Uma breve introdução ao sistema monetário internacional ‘padrão dólar’, artigo de Ranulfo Paiva Sobrinho

 

[EcoDebate] O sistema monetário internacional padrão dólar substituiu o extinto sistema Bretton Woods a partir de 1973. Esse sistema é caracterizado por falhas estruturais que vem desencadeando períodos de crescimento econômico e crises econômicas tanto em países isoladamente quanto em conjunto, como é o caso da crise desencadeada nos EUA em 2007 que vem afetando negativamente várias nações.

Entender essas falhas é condição necessária para buscarmos soluções para os problemas socioecológicos que ocorrem tanto em escalas locais (desemprego, desigualdade social, perda de biodiversidade e ecossistemas) assim como globais (migração humana, mudanças climáticas, crises financeiras internacionais).

Basicamente a principal falha do padrão dólar está relacionada com a composição dos ativos de reservas internacionais, a qual mudou drasticamente após o fim do Acordo de Bretton Woods. De 1945 até 1973, os principais ativos de reservas eram em ordem decrescente, ouro, papel-moeda convertível em ouro, SDRs (Special Drawing Rights).

Durante esse período, o dólar já era a principal divisa usada em transações internacionais e o fato do dólar ser lastreado (35 dólares para uma onça de ouro) limitava a expansão do crédito em um país, pois, conforme explica Duncan (2005) países com déficit de conta corrente deviam, quando seus parceiros comerciais exigissem, remeter quantias do ouro para o exterior. Com a saída do ouro do sistema financeiro, os agentes autorizados a expandir crédito (bancos, por exemplo) reduziam a disponibilidade de crédito no país, causando períodos de recessão.

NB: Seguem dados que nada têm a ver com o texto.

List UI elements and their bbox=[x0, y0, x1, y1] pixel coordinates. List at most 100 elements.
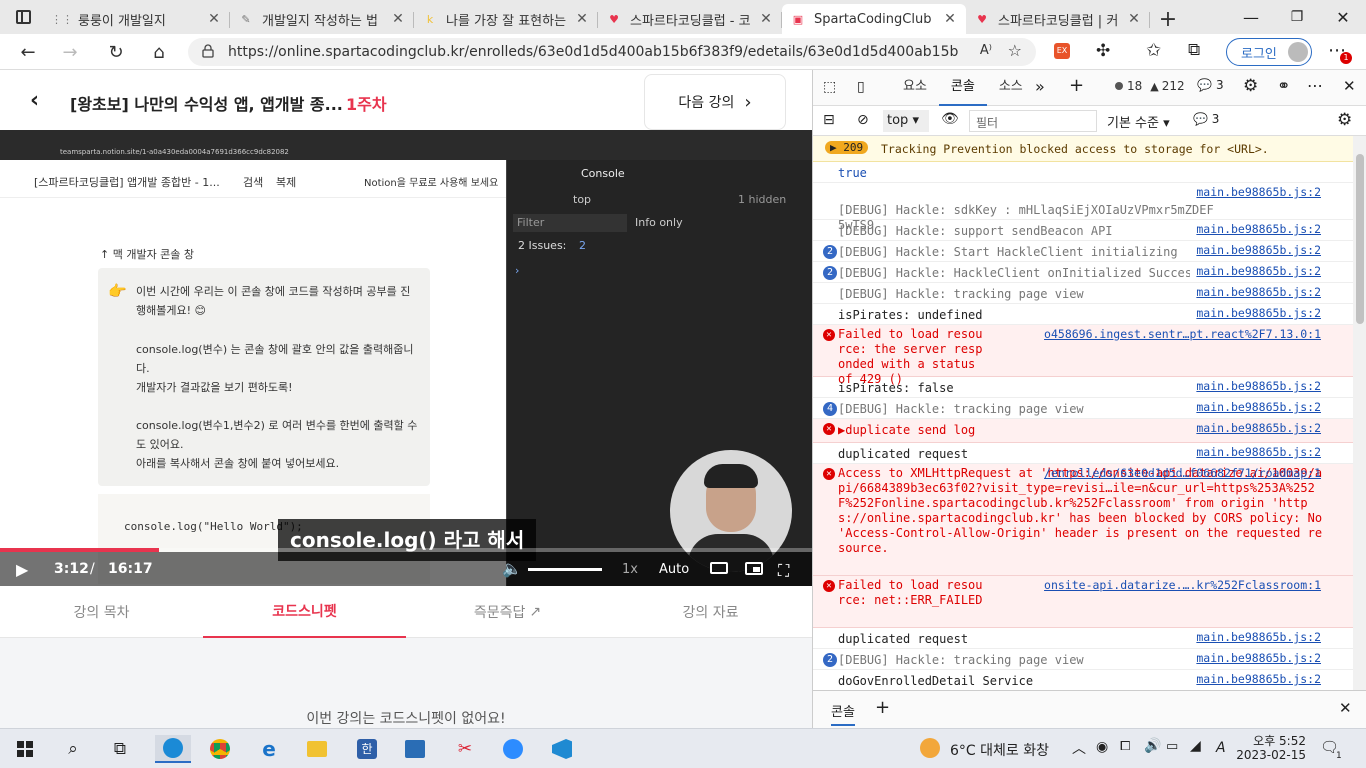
add-tab-icon[interactable]: + bbox=[1069, 75, 1084, 96]
device-icon[interactable]: ▯ bbox=[857, 79, 865, 95]
clock-time[interactable]: 오후 5:52 bbox=[1236, 732, 1306, 749]
pip-icon[interactable] bbox=[745, 562, 763, 575]
drawer-console-tab[interactable]: 콘솔 bbox=[831, 701, 855, 726]
ime-indicator[interactable]: A bbox=[1216, 740, 1226, 756]
console-message[interactable]: ✕ Access to XMLHttpRequest at 'https://on… bbox=[813, 464, 1353, 576]
lecture-tab[interactable]: 강의 자료 bbox=[609, 586, 812, 638]
home-icon[interactable]: ⌂ bbox=[145, 40, 173, 64]
console-message[interactable]: ✕ ▶duplicate send log main.be98865b.js:2 bbox=[813, 419, 1353, 443]
vscode-icon[interactable] bbox=[547, 735, 577, 763]
console-source-link[interactable]: main.be98865b.js:2 bbox=[1196, 445, 1321, 459]
console-source-link[interactable]: onsite-api.datarize.….kr%252Fclassroom:1 bbox=[1044, 578, 1321, 592]
console-message[interactable]: ✕ Failed to load resource: the server res… bbox=[813, 325, 1353, 386]
volume-tray-icon[interactable]: 🔊 bbox=[1144, 738, 1161, 754]
console-message[interactable]: [DEBUG] Hackle: tracking page view main.b… bbox=[813, 283, 1353, 304]
file-explorer-icon[interactable] bbox=[302, 735, 332, 763]
console-source-link[interactable]: o458696.ingest.sentr…pt.react%2F7.13.0:1 bbox=[1044, 327, 1321, 341]
devtools-more-icon[interactable]: ⋯ bbox=[1307, 76, 1323, 95]
favorite-add-icon[interactable]: ☆ bbox=[1008, 41, 1022, 60]
devtools-close-icon[interactable]: ✕ bbox=[1343, 77, 1356, 95]
console-message[interactable]: duplicated request main.be98865b.js:2 bbox=[813, 628, 1353, 649]
more-tabs-icon[interactable]: » bbox=[1035, 77, 1045, 96]
play-icon[interactable]: ▶ bbox=[16, 560, 28, 579]
next-lecture-button[interactable]: 다음 강의 › bbox=[644, 74, 786, 130]
speed-label[interactable]: 1x bbox=[622, 562, 638, 577]
login-button[interactable]: 로그인 bbox=[1226, 38, 1312, 66]
console-source-link[interactable]: main.be98865b.js:2 bbox=[1196, 243, 1321, 257]
browser-tab[interactable]: ✎ 개발일지 작성하는 법 ✕ bbox=[230, 4, 414, 34]
console-message[interactable]: isPirates: false main.be98865b.js:2 bbox=[813, 377, 1353, 398]
console-source-link[interactable]: main.be98865b.js:2 bbox=[1196, 222, 1321, 236]
puzzle-icon[interactable]: ✣ bbox=[1096, 41, 1110, 61]
tab-close-icon[interactable]: ✕ bbox=[206, 11, 222, 27]
new-tab-button[interactable]: + bbox=[1150, 4, 1186, 34]
sidebar-toggle-icon[interactable]: ⊟ bbox=[823, 112, 835, 128]
console-message[interactable]: 2 [DEBUG] Hackle: HackleClient onInitiali… bbox=[813, 262, 1353, 283]
devtools-tab[interactable]: 콘솔 bbox=[938, 70, 987, 106]
issue-counter[interactable]: 18 ▲ 212 bbox=[1115, 79, 1185, 93]
extension-icon[interactable]: EX bbox=[1054, 43, 1070, 59]
settings-gear-icon[interactable]: ⚙ bbox=[1243, 76, 1258, 96]
zoom-icon[interactable] bbox=[498, 735, 528, 763]
devtools-tab[interactable]: 요소 bbox=[891, 70, 939, 106]
task-view-icon[interactable]: ⧉ bbox=[105, 735, 135, 763]
live-expression-icon[interactable]: 👁 bbox=[941, 111, 959, 127]
video-player[interactable]: teamsparta.notion.site/1-a0a430eda0004a7… bbox=[0, 130, 812, 586]
console-source-link[interactable]: main.be98865b.js:2 bbox=[1196, 630, 1321, 644]
favorites-icon[interactable]: ✩ bbox=[1146, 40, 1161, 61]
console-source-link[interactable]: main.be98865b.js:2 bbox=[1196, 672, 1321, 686]
tab-close-icon[interactable]: ✕ bbox=[1126, 11, 1142, 27]
inspect-icon[interactable]: ⬚ bbox=[823, 79, 836, 95]
console-filter-input[interactable]: 필터 bbox=[969, 110, 1097, 132]
minimize-button[interactable]: — bbox=[1228, 0, 1274, 34]
console-source-link[interactable]: main.be98865b.js:2 bbox=[1196, 400, 1321, 414]
console-message[interactable]: 4 [DEBUG] Hackle: tracking page view main.… bbox=[813, 398, 1353, 419]
console-message[interactable]: doGovEnrolledDetail Service main.be98865b… bbox=[813, 670, 1353, 691]
console-source-link[interactable]: main.be98865b.js:2 bbox=[1196, 285, 1321, 299]
console-source-link[interactable]: main.be98865b.js:2 bbox=[1196, 264, 1321, 278]
browser-tab[interactable]: ♥ 스파르타코딩클럽 - 코 ✕ bbox=[598, 4, 782, 34]
lecture-tab[interactable]: 강의 목차 bbox=[0, 586, 203, 638]
tab-close-icon[interactable]: ✕ bbox=[758, 11, 774, 27]
console-message[interactable]: 2 [DEBUG] Hackle: tracking page view main.… bbox=[813, 649, 1353, 670]
collections-icon[interactable]: ⧉ bbox=[1188, 40, 1200, 60]
restore-button[interactable]: ❐ bbox=[1274, 0, 1320, 34]
drawer-add-icon[interactable]: + bbox=[875, 697, 890, 718]
tab-actions-icon[interactable] bbox=[0, 0, 46, 34]
customize-icon[interactable]: ⚭ bbox=[1277, 76, 1290, 95]
search-icon[interactable]: ⌕ bbox=[58, 735, 88, 763]
browser-tab[interactable]: ♥ 스파르타코딩클럽 | 커 ✕ bbox=[966, 4, 1150, 34]
console-message[interactable]: [DEBUG] Hackle: support sendBeacon API ma… bbox=[813, 220, 1353, 241]
tray-chevron-icon[interactable]: ︿ bbox=[1072, 738, 1086, 758]
fullscreen-icon[interactable]: ⛶ bbox=[778, 561, 789, 581]
log-level-select[interactable]: 기본 수준 ▾ bbox=[1107, 112, 1170, 131]
console-source-link[interactable]: /enrolleds/63e0d1d5d…f06682f71/roadmap:1 bbox=[1044, 466, 1321, 480]
context-select[interactable]: top ▾ bbox=[883, 110, 929, 132]
console-message[interactable]: ✕ Failed to load resource: net::ERR_FAILE… bbox=[813, 576, 1353, 628]
tab-close-icon[interactable]: ✕ bbox=[574, 11, 590, 27]
forward-icon[interactable]: → bbox=[56, 40, 84, 64]
quality-label[interactable]: Auto bbox=[659, 562, 689, 577]
lecture-tab[interactable]: 즉문즉답 ↗ bbox=[406, 586, 609, 638]
message-count-badge[interactable]: 💬 3 bbox=[1193, 112, 1219, 126]
console-message[interactable]: isPirates: undefined main.be98865b.js:2 bbox=[813, 304, 1353, 325]
back-arrow-icon[interactable]: ‹ bbox=[30, 88, 39, 113]
back-icon[interactable]: ← bbox=[14, 40, 42, 64]
console-scrollbar[interactable] bbox=[1353, 136, 1366, 690]
tab-close-icon[interactable]: ✕ bbox=[942, 11, 958, 27]
captions-icon[interactable] bbox=[710, 562, 728, 574]
chrome-icon[interactable] bbox=[205, 735, 235, 763]
browser-tab[interactable]: ⋮⋮ 룽룽이 개발일지 ✕ bbox=[46, 4, 230, 34]
ie-icon[interactable]: e bbox=[254, 735, 284, 763]
snipping-icon[interactable]: ✂ bbox=[450, 735, 480, 763]
tab-close-icon[interactable]: ✕ bbox=[390, 11, 406, 27]
console-message[interactable]: duplicated request main.be98865b.js:2 bbox=[813, 443, 1353, 464]
drawer-close-icon[interactable]: ✕ bbox=[1339, 699, 1352, 717]
console-source-link[interactable]: main.be98865b.js:2 bbox=[1196, 306, 1321, 320]
reload-icon[interactable]: ↻ bbox=[102, 40, 130, 64]
clear-console-icon[interactable]: ⊘ bbox=[857, 112, 869, 128]
battery-icon[interactable]: ▭ bbox=[1166, 739, 1178, 754]
console-message[interactable]: true bbox=[813, 162, 1353, 183]
browser-tab[interactable]: ▣ SpartaCodingClub ✕ bbox=[782, 4, 966, 34]
clock-date[interactable]: 2023-02-15 bbox=[1236, 748, 1306, 762]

Por outro lado, o país receptor do ouro, passava por período de expansão do crédito e, consequentemente, crescimento econômico e dependendo dos setores que os bancos concediam crédito, bolhas econômicas. Durante esse período de aquecimento da economia, a inflação tornava mais vantajoso à importação de produtos, fazendo que o país incorresse em déficits comerciais o que levava a saída do ouro do país, reduzindo a expansão do crédito e levando a recessão econômica. Novamente o país receptor do ouro, passava por processo descrito anteriormente.

Esse processo, descrito de forma muito simplificada, impedia que os países incorressem em déficits, ou, superávits crescentes ao longo do tempo em sua conta corrente.

Com o fim do Acordo de Bretton Woods a composição dos ativos de reservas muda consideravelmente e o processo de expansão do crédito pelo sistema financeiro aumenta em quantidades sem precedentes causando períodos de crescimento econômico associado com expansão de bolhas econômicas que inevitavelmente estouram.

Os principais ativos de reservas passam a ser: (a) títulos de dívidas governamentais; (b) títulos de dívidas privados emitidos por corporações; (c) derivativos; (d) ações de empresas negociadas em bolsas de valores, entre outros.

Como se pode notar, no padrão dólar os ativos de reservas praticamente são criados pelos seres humanos, ao contrário do ouro. Consequentemente, os países podem financiar os seus déficits de conta corrente com a venda de tais ativos desde que os bancos centrais dos outros países o aceitem.

Esse é o caso dos EUA que sendo o país emissor da principal moeda no atual sistema monetário internacional, vêm desde a década de 1980 financiando total ou parcialmente os déficits de sua conta corrente (o maior do mundo) com a venda de ativos de reservas como títulos do governo federal dos EUA, de agências respaldadas pelo governo norte-americano como a Fannie Mae, ações de empresas negociadas em bolsas de valores (Figura 1).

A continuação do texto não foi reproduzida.